Denmark is Not Switzerland

Many parallels can be drawn between Denmark and Switzerland, but on the basis of a side-by-side economic comparison, the differences are easily highlighted.  The first obvious point is that Switzerland is a major player within the existing global financial paradigm while Denmark remains a minor element.  With nominal GDP of $331 billion, Denmark’s annual gross domestic product stands at approximately half the comparable Swiss benchmark ($651 billion).  A quick look at the nation’s foreign exchange reserves shows that they have risen steadily since implementation of the peg. Denmark’s Central Bank has correspondingly also followed the SNB’s foray into negative interest rate territory as the country seeks to stem safe haven inflows.

Even though a minor player in the global financial markets, the relative benefits of a AAA-credit rating in an increasingly precarious investment environment should not be overlooked.  Denmark boasts a debt-to-GDP ratio of 44.50% and unemployment rate of 3.90% versus Switzerland’s 35.40% and 3.40% respectively.  A quick at central bank balance sheets however shows that Denmark is not quite at the tipping point of Switzerland.  While Switzerland’s balance sheet ballooned to nearly the equivalent of annualized GDP, Denmark has actually seen the balance sheet shrink over a comparable time period.  However, the one big difference that stands out is the relative stability that comes in conjunction with gold reserves.  Switzerland controls the largest gold reserves on a per capita basis of any country on the planet.  By contrast, that figure is almost 16 times greater than the measly 66.55 tonnes of gold held by the Danish Central Bank.  Although stable and secure, Denmark does not have quite the firepower the Swiss command at their central banking fingertips.
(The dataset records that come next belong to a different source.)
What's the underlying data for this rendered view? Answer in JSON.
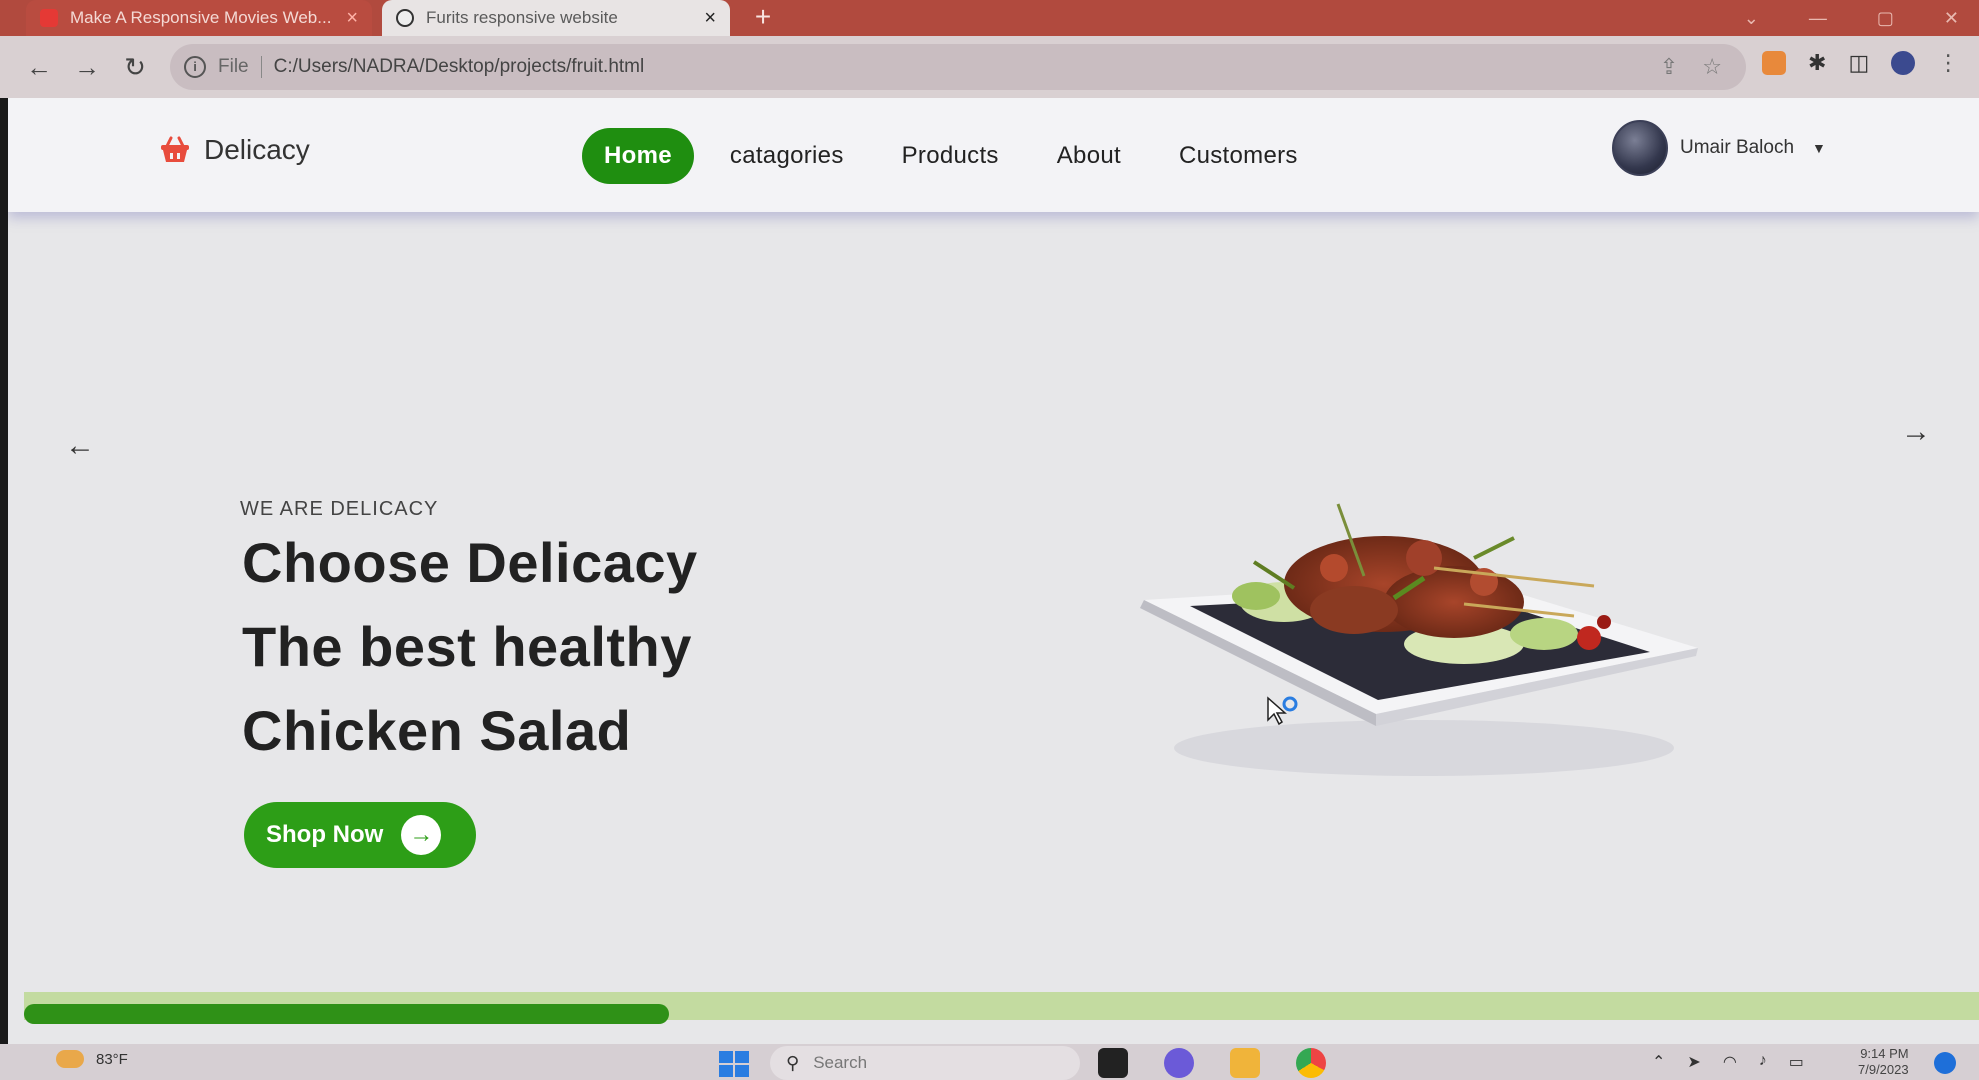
{
  "browser": {
    "tabs": [
      {
        "title": "Make A Responsive Movies Web...",
        "active": false
      },
      {
        "title": "Furits responsive website",
        "active": true
      }
    ],
    "new_tab_glyph": "+",
    "nav": {
      "back_glyph": "←",
      "forward_glyph": "→",
      "reload_glyph": "↻"
    },
    "address": {
      "scheme": "File",
      "url": "C:/Users/NADRA/Desktop/projects/fruit.html"
    },
    "window_controls": [
      "⌄",
      "—",
      "▢",
      "✕"
    ]
  },
  "site": {
    "brand": {
      "name": "Delicacy",
      "icon": "basket-icon",
      "accent": "#e84c3d"
    },
    "nav": [
      {
        "label": "Home",
        "active": true
      },
      {
        "label": "catagories",
        "active": false
      },
      {
        "label": "Products",
        "active": false
      },
      {
        "label": "About",
        "active": false
      },
      {
        "label": "Customers",
        "active": false
      }
    ],
    "user": {
      "name": "Umair Baloch",
      "caret": "▼"
    },
    "hero": {
      "eyebrow": "WE ARE DELICACY",
      "lines": [
        "Choose Delicacy",
        "The best healthy",
        "Chicken Salad"
      ],
      "cta_label": "Shop Now",
      "cta_arrow": "→",
      "prev_arrow": "←",
      "next_arrow": "→"
    },
    "slider_progress": 0.33,
    "colors": {
      "primary_green": "#2d9e17",
      "nav_active": "#1f8e10",
      "progress_track": "#c3dba0"
    }
  },
  "taskbar": {
    "weather": "83°F",
    "search_placeholder": "Search",
    "time": "9:14 PM",
    "date": "7/9/2023"
  }
}
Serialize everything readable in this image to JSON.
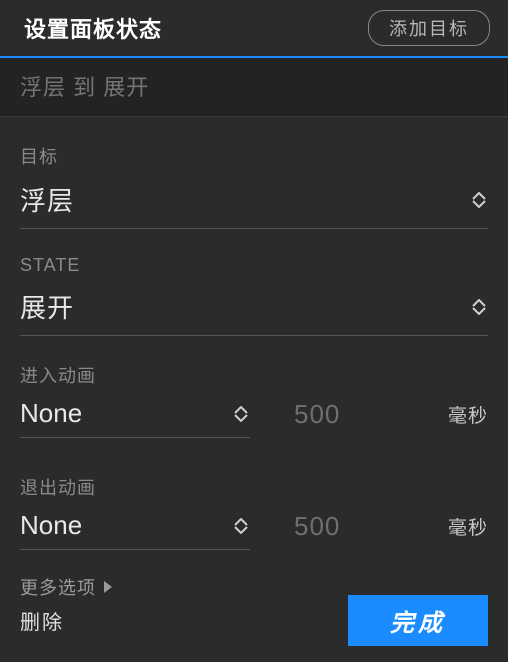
{
  "header": {
    "title": "设置面板状态",
    "add_target": "添加目标"
  },
  "summary": "浮层 到 展开",
  "target": {
    "label": "目标",
    "value": "浮层"
  },
  "state": {
    "label": "STATE",
    "value": "展开"
  },
  "enter_anim": {
    "label": "进入动画",
    "value": "None",
    "duration": "500",
    "unit": "毫秒"
  },
  "exit_anim": {
    "label": "退出动画",
    "value": "None",
    "duration": "500",
    "unit": "毫秒"
  },
  "more_options": "更多选项",
  "footer": {
    "delete": "删除",
    "done": "完成"
  }
}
Pegs Notoriously and Spectacularly Fail

Despite their differences, the situation surrounding the Danish currency peg has the propensity to have similar implications as the Swiss, especially as the ECB embarks on its own version of quantitative easing.  The Danes have pegged their currency to the Euro Area since the 1980s and there remains a strong bilateral agreement between the two regions, unlike the unilateral moves of the Swiss.  However, as has been proven historically, currency pegs inevitably fail or in the case of Switzerland can bring national economies to the brink of destruction.  Another great modern example was George Soros and his speculative actions aimed at the Bank of England in 1992 which resulted in a massive devaluation in the Pound.
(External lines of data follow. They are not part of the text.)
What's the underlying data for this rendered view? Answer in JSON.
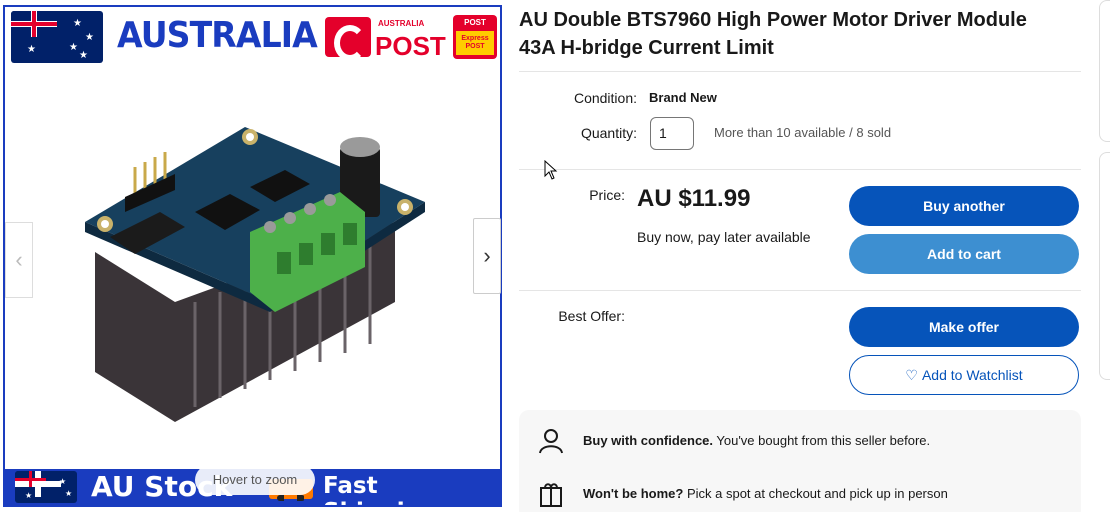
{
  "gallery": {
    "banner_top_text": "AUSTRALIA",
    "post_small": "AUSTRALIA",
    "post_big": "POST",
    "express_top": "POST",
    "express_mid": "Express POST",
    "banner_bottom_left": "AU Stock",
    "banner_bottom_right": "Fast Shipping",
    "hover_zoom": "Hover to zoom",
    "prev_arrow": "‹",
    "next_arrow": "›"
  },
  "listing": {
    "title": "AU Double BTS7960 High Power Motor Driver Module 43A H-bridge Current Limit",
    "condition_label": "Condition:",
    "condition_value": "Brand New",
    "quantity_label": "Quantity:",
    "quantity_value": "1",
    "availability": "More than 10 available / 8 sold",
    "price_label": "Price:",
    "price": "AU $11.99",
    "pay_later": "Buy now, pay later available",
    "best_offer_label": "Best Offer:"
  },
  "buttons": {
    "buy_another": "Buy another",
    "add_to_cart": "Add to cart",
    "make_offer": "Make offer",
    "add_to_watchlist": "Add to Watchlist"
  },
  "confidence": {
    "row1_bold": "Buy with confidence.",
    "row1_text": " You've bought from this seller before.",
    "row2_bold": "Won't be home?",
    "row2_text": " Pick a spot at checkout and pick up in person"
  },
  "colors": {
    "primary_button": "#0654ba",
    "secondary_button": "#3d8fd1",
    "banner_blue": "#1a3cbf",
    "post_red": "#e4002b"
  },
  "icons": [
    "flag-icon",
    "auspost-logo",
    "express-post-logo",
    "truck-icon",
    "chevron-left-icon",
    "chevron-right-icon",
    "heart-icon",
    "person-icon",
    "package-icon",
    "mouse-cursor-icon"
  ]
}
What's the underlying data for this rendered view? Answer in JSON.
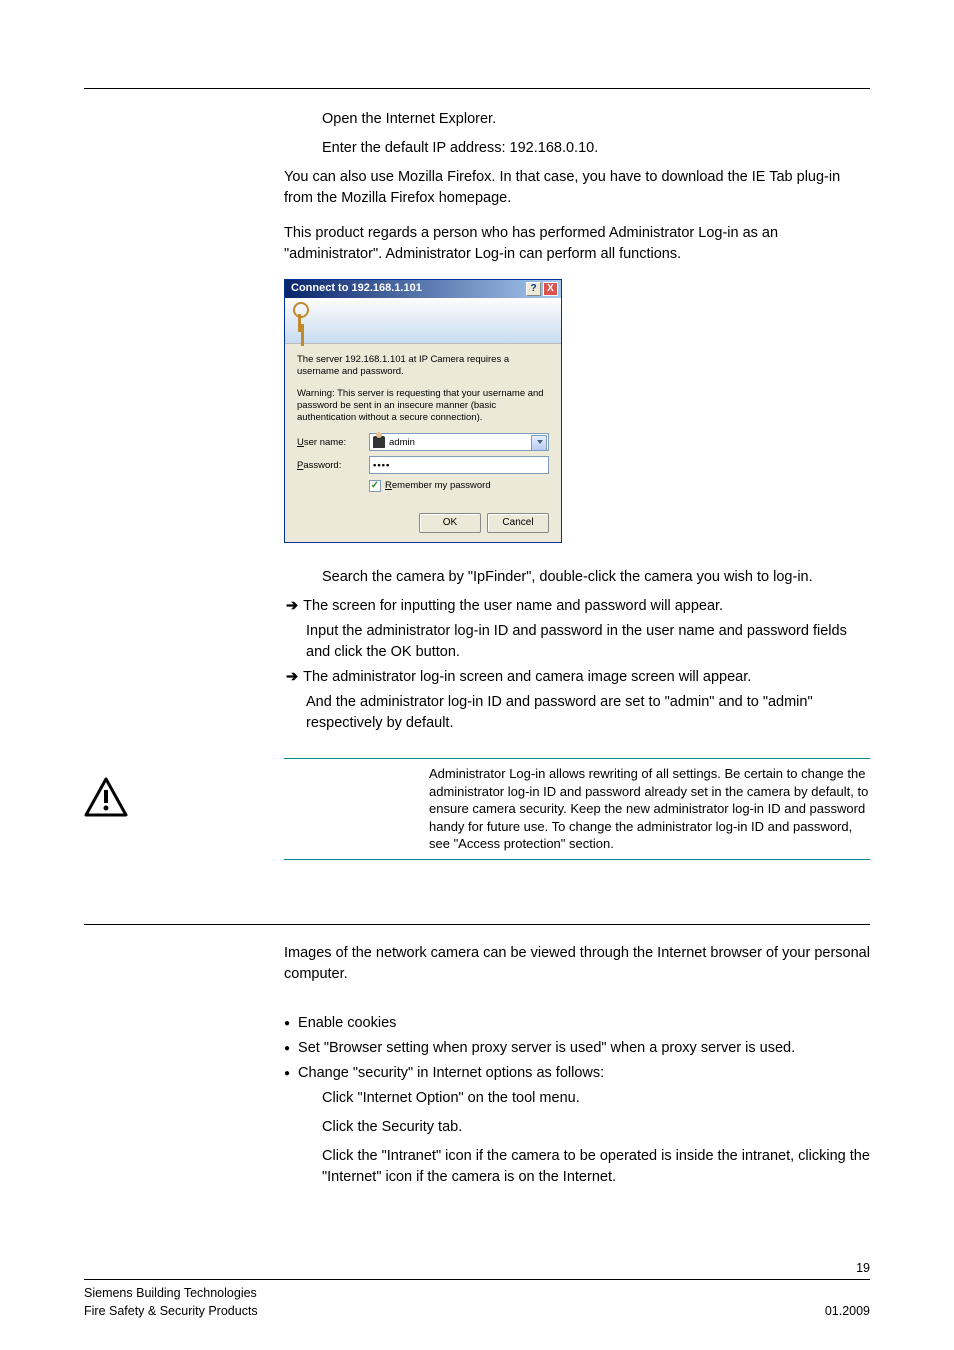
{
  "sec1": {
    "step1": "Open the Internet Explorer.",
    "step2": "Enter the default IP address: 192.168.0.10.",
    "p1": "You can also use Mozilla Firefox. In that case, you have to download the IE Tab plug-in from the Mozilla Firefox homepage.",
    "p2": "This product regards a person who has performed Administrator Log-in as an \"administrator\". Administrator Log-in can perform all functions."
  },
  "dialog": {
    "title": "Connect to 192.168.1.101",
    "msg1": "The server 192.168.1.101 at IP Camera requires a username and password.",
    "msg2": "Warning: This server is requesting that your username and password be sent in an insecure manner (basic authentication without a secure connection).",
    "user_label_u": "U",
    "user_label_rest": "ser name:",
    "pass_label_u": "P",
    "pass_label_rest": "assword:",
    "user_value": "admin",
    "pass_value": "••••",
    "remember_u": "R",
    "remember_rest": "emember my password",
    "ok": "OK",
    "cancel": "Cancel"
  },
  "sec2": {
    "s1": "Search the camera by \"IpFinder\", double-click the camera you wish to log-in.",
    "a1": "The screen for inputting the user name and password will appear.",
    "s2": "Input the administrator log-in ID and password in the user name and password fields and click the OK button.",
    "a2a": "The administrator log-in screen and camera image screen will appear.",
    "a2b": "And the administrator log-in ID and password are set to \"admin\" and to \"admin\" respectively by default."
  },
  "warn": "Administrator Log-in allows rewriting of all settings. Be certain to change the administrator log-in ID and password already set in the camera by default, to ensure camera security. Keep the new administrator log-in ID and password handy for future use. To change the administrator log-in ID and password, see \"Access protection\" section.",
  "sec3": {
    "intro": "Images of the network camera can be viewed through the Internet browser of your personal computer.",
    "b1": "Enable cookies",
    "b2": "Set \"Browser setting when proxy server is used\" when a proxy server is used.",
    "b3": "Change \"security\" in Internet options as follows:",
    "c1": "Click \"Internet Option\" on the tool menu.",
    "c2": "Click the Security tab.",
    "c3": "Click the \"Intranet\" icon if the camera to be operated is inside the intranet, clicking the \"Internet\" icon if the camera is on the Internet."
  },
  "footer": {
    "page": "19",
    "left1": "Siemens Building Technologies",
    "left2": "Fire Safety & Security Products",
    "right": "01.2009"
  }
}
While Denmark has a degree of flexibility to fight a speculative run against the Krone (DKK), the nation has neither the resources or firepower to defend the peg indefinitely.  On a relative basis, the country is in a strong position financially, however not considered to have the same haven status for which Switzerland is renowned.  Low unemployment and low inflation are hallmarks of a stable economy, yet any major inflows that result in a move out of the Euro could drastically limit the Danish Central Bank’s ability to influence exchange rates unless the ECB steps in with swap lines to alleviate any pressure of Euro Area outflows.
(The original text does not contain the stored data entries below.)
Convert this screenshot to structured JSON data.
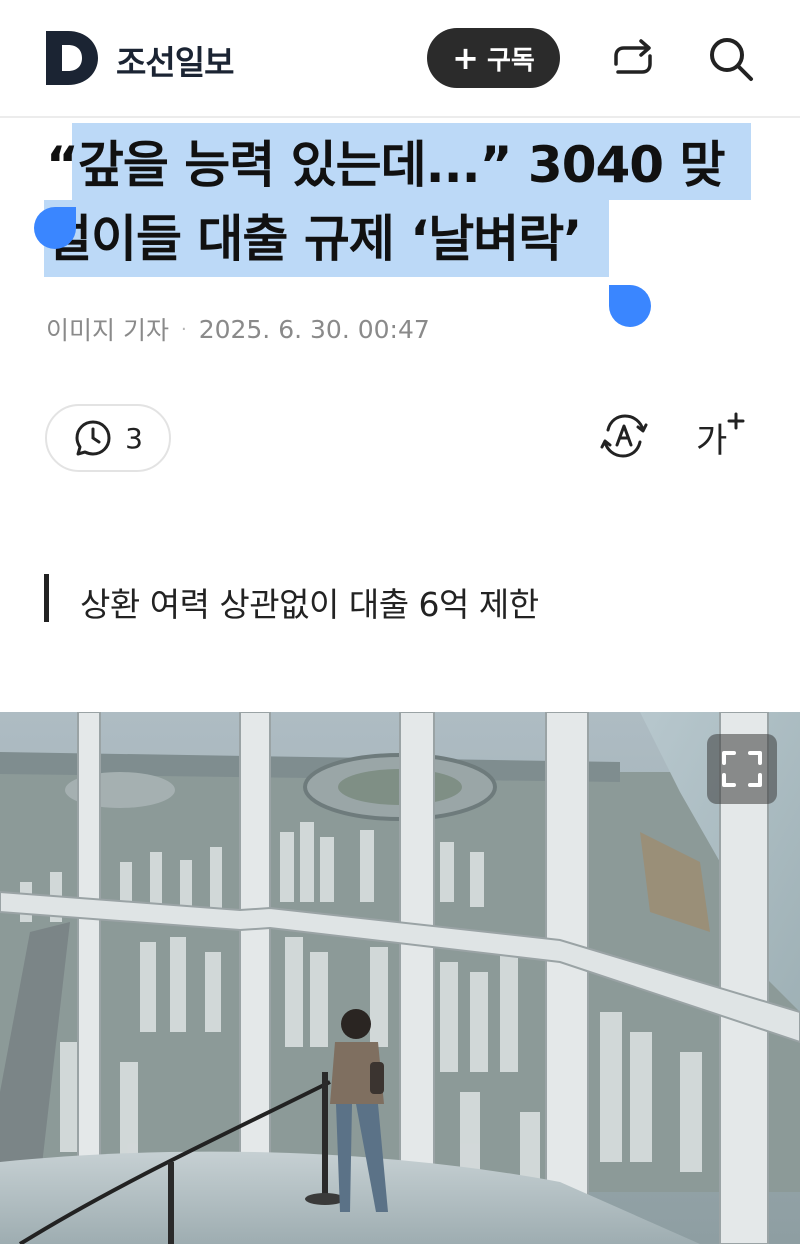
{
  "header": {
    "logo_letter": "D",
    "brand": "조선일보",
    "subscribe_plus": "+",
    "subscribe_label": "구독",
    "share_icon": "share-arrows-icon",
    "search_icon": "search-icon"
  },
  "article": {
    "headline_line1": "“갚을 능력 있는데...” 3040 맞",
    "headline_line2": "벌이들 대출 규제 ‘날벼락’",
    "author": "이미지 기자",
    "separator": "·",
    "timestamp": "2025. 6. 30. 00:47",
    "comment_count": "3",
    "font_size_label": "가",
    "subheadline": "상환 여력 상관없이 대출 6억 제한"
  },
  "colors": {
    "selection": "#bcd9f7",
    "selection_handle": "#3a86ff",
    "brand_navy": "#1b2433",
    "button_dark": "#2b2b2b"
  }
}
In the meantime, the willingness of Denmark’s politicians and bankers to speak out against the possibility of a speculative run against the Krone implies that very possibility.  With interest rates below zero, the Danish Central Bank is quickly running out of conventional monetary policy tools and is only left with jawboning to scare off speculators.  However, deep down, these very talkative individuals must know that the threat to the peg is tangible and very real.  With EURDKK trending near multi-year lows, the propensity for the pair to dive further if haven flows accelerate is exceedingly probable.  Furthermore, quantitative easing to be announced from the ECB later in the week will see renewed pressure on the Euro, making the Danish Krone an excellent opportunity for speculators.  While volatility will not mirror that of what was witnessed in the Swiss Franc, rationality and history remind us that pegs do not last forever.